我會用csv.DictWriter這裏,有一個字段名稱預先定義的列表:

import codecs 
import csv 
import json 

fields = [ 
    'status', 'message', 'type', 'addressAccessId', 'municipalityCode', 
    'municipalityName', 'streetCode', 'streetName', 'streetBuildingIdentifier', 
    'mailDeliverySublocationIdentifier', 'districtSubDivisionIdentifier', 
    'postCodeIdentifier', 'districtName', 'presentationString', 'addressSpecificCount', 
    'validCoordinates', 'geometryWkt', 'x', 'y'] 


with open('test.csv', 'wb') as csvfile, open('jsonfile', 'r') as jsonfile: 
    writer = csv.DictWriter(csvfile, fields) 
    writer.writeheader() 

    for line in jsonfile: 
     if line.startswith(codecs.BOM_UTF8): 
      line = line[3:] 
     entry = json.loads(line) 
     for item in entry['data']: 
      row = dict(item, status=entry['status'], message=entry['message']) 
      row = {k.encode('utf8'): unicode(v).encode('utf8') for k, v in row.iteritems()} 
      writer.writerow(row) 

row字典基本上是每個在entry['data']列表字典的副本,與statusmessage密鑰分別複製。

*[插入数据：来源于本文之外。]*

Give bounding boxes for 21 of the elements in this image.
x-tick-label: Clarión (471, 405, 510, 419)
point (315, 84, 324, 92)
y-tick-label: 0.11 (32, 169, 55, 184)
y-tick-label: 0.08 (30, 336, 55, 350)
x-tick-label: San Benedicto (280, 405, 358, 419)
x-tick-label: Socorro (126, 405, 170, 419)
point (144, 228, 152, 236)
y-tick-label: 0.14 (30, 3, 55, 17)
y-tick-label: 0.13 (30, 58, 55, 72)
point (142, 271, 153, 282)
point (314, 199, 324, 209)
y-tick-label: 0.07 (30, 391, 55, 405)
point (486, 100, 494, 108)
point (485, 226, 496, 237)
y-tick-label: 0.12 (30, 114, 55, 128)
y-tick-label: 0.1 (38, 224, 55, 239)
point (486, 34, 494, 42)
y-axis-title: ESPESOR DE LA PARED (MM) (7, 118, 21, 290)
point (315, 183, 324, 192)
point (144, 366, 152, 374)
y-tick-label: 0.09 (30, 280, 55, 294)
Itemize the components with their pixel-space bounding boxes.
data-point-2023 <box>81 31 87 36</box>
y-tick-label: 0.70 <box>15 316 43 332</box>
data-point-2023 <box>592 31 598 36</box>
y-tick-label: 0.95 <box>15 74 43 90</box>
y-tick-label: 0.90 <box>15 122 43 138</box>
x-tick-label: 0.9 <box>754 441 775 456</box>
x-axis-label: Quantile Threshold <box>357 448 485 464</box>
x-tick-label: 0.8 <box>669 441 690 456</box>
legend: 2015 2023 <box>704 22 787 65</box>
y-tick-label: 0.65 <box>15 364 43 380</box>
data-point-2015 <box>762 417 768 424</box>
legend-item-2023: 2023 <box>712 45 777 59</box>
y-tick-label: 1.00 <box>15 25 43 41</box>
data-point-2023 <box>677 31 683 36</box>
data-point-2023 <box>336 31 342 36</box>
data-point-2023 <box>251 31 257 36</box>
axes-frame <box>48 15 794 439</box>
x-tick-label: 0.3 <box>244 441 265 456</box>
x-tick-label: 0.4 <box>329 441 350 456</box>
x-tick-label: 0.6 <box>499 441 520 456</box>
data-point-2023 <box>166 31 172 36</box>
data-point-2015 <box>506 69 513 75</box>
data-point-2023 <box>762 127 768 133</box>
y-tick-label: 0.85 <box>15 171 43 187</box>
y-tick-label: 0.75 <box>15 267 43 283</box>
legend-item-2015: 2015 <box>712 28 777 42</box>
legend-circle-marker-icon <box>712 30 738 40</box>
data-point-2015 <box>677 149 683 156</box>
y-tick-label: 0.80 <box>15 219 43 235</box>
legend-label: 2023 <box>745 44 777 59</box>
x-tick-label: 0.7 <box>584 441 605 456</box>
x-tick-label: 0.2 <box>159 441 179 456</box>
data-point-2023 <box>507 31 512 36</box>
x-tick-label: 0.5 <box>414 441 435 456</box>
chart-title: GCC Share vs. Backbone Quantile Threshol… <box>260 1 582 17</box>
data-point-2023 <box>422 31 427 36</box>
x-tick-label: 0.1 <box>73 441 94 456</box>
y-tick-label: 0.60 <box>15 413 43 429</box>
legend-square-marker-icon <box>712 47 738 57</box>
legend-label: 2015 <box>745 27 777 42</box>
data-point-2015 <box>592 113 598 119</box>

這使得row是一個平面字典。

我也一行一行讀取你的輸入文件,就像你說每行包含一個單獨的JSON條目一樣。

+0

你想把'writer.writerow(row)'放在'for'循環中嗎? – colcarroll

+0

非常感謝您的詳細解答,它絕對有很大的幫助。假設我有一個包含多行的文件,我想要的數據在'x [data]'中。然而,當我嘗試你的代碼時,我得到以下錯誤:ValueError:沒有JSON對象可以被解碼是因爲包含我的json-lines的文件,或者它可能是因爲行是無效的json? – Philip

+0

@JLLagrange:的確如此。 –

0

使用cvs.DictWriter()打開輸出文件並按照您的指定定義輸出標題字段。使用extrasaction ='ignore'和restval =''作爲選項。

看看Opening A large JSON file in Python with no newlines for csv conversion Python 2.6.6幫助處理大文件,因爲我有一個類似的問題也看看我鏈接到的問題。

我使用適當的循環從JSON構建類似類型的系統。

例如,

def parse_row(currdata): 
    outx = {} 
    # currdata is defined earlier to point to the x['data'] dictionary 
    for eachx in currdata: 
    outx[eachx] = currdata[eachx] 
    return outx 

其中這與currdata作爲自變量的函數,並要求具有x [「數據」] [行]作爲輸入參數。

rows = len(x['data']) 
for row in range(rows): 
    outx = parse_row(x['data'][row]) 
    # process the row and create output 

這應該讓你正確設置解析。我不能將實際的代碼複製到這個答案中,但這應該指向一個解決方案。